The findings included:
1. Review of the facility's "Allegations of Abuse/Neglect" policy revealed, "...RESPONSIBILITY...Hospital staff will take all necessary steps to ensure that patients are kept safe from abuse/neglect and that allegations of abuse/neglect by employees or visitors are investigated promptly, thoroughly, and reported to the proper authorities as necessary...The appropriate state and licensure agencies should be notified..."
2. Review of the facility's investigation and action plan for an incident that occurred on 10/11/2020, revealed Registered Nurse (RN) #1 did not provide interventions or recheck a critically low blood pressure (91/34) for Patient #1 at 1:17 AM on the morning of 10/11/2020. Patient #1 was found unresponsive at 4:10 AM and Cardiopulmonary Resuscitation (CPR) was initiated.
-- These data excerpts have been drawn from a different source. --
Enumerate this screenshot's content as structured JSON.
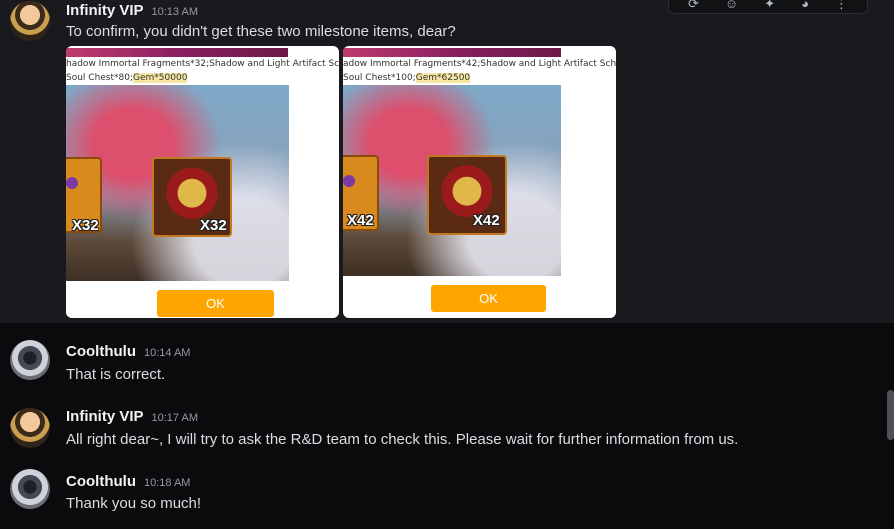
{
  "toolbar": {
    "icons": [
      "refresh-icon",
      "reaction-icon",
      "pin-icon",
      "reply-icon",
      "more-icon"
    ],
    "glyphs": [
      "⟳",
      "☺",
      "✦",
      "◕",
      "⋮"
    ]
  },
  "messages": [
    {
      "author": "Infinity VIP",
      "time": "10:13 AM",
      "text": "To confirm, you didn't get these two milestone items, dear?",
      "attachments": [
        {
          "line1": "hadow Immortal Fragments*32;Shadow and Light Artifact Schematic",
          "line2_prefix": "Soul Chest*80;",
          "line2_gem": "Gem*50000",
          "puzzle_qty": "X32",
          "chest_qty": "X32",
          "button": "OK"
        },
        {
          "line1": "adow Immortal Fragments*42;Shadow and Light Artifact Schematic F",
          "line2_prefix": "Soul Chest*100;",
          "line2_gem": "Gem*62500",
          "puzzle_qty": "X42",
          "chest_qty": "X42",
          "button": "OK"
        }
      ]
    },
    {
      "author": "Coolthulu",
      "time": "10:14 AM",
      "text": "That is correct."
    },
    {
      "author": "Infinity VIP",
      "time": "10:17 AM",
      "text": "All right dear~, I will try to ask the R&D team to check this. Please wait for further information from us."
    },
    {
      "author": "Coolthulu",
      "time": "10:18 AM",
      "text": "Thank you so much!"
    }
  ]
}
Patient #1 was pronounced deceased at 5:15 AM on 10/11/2020. The facility found RN #1 to be negligent due to not addressing Patient #1's low blood pressure at 1:17 AM on 10/11/2020.
3. In an interview with the Quality Director (QD) on 5/27/2021 at 1:45 PM, the QD verified the incident was not reported to the office of Healthcare Facilities. The QD stated they reported the incident to "the Board" (Office of Board Investigations) but did not know they needed to report it to the office of Healthcare Facilities.